I had been away from my daughter for three days.
That truth hurt more than the hunger, more than the cold seeping into my bones, more than the fear that sat heavy in my chest. Three days without hearing her voice. Three days without knowing if she was okay, if she cried herself to sleep, if she asked for me.
And still,. No one had said what they planned to do with me.

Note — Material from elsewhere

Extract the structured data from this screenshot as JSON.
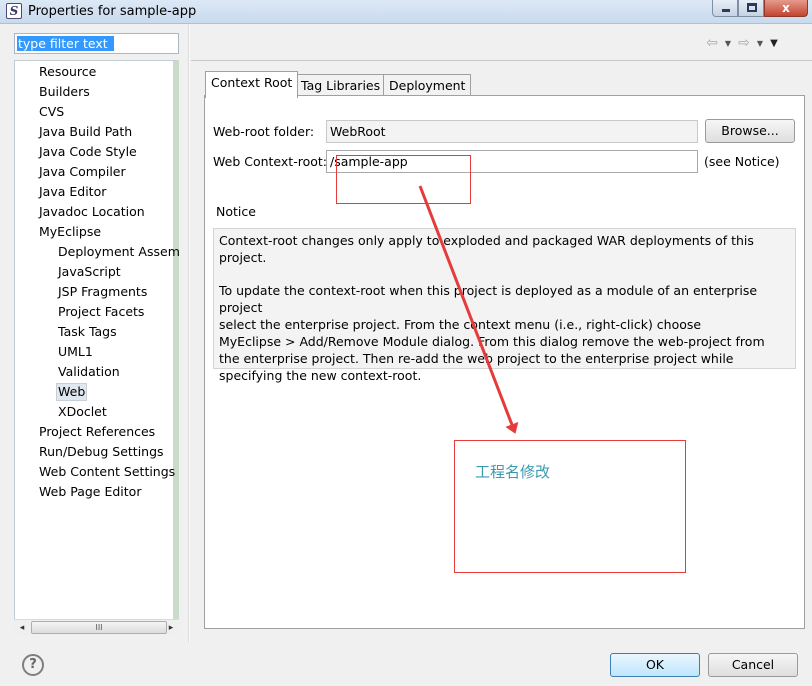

I knew I wasn’t innocent. I wasn’t stupid enough to pretend otherwise. I had stolen. Small things at first. Money here, valuables there. Things people wouldn’t miss until it was too late. I lied about it too, It had kept me alive for years.
Pickpocketing was a skill I learned young, taught by the best. I had been good at it. For years, I slipped through crowds unnoticed, hands light, movements careful. No one suspected me.
Until I made one mistake.
The one time I trusted someone else to move with me, to watch my back the way I always did for myself. That was the night everything went wrong.
I still didn’t know if I had been betrayed or if luck had finally turned its back on me.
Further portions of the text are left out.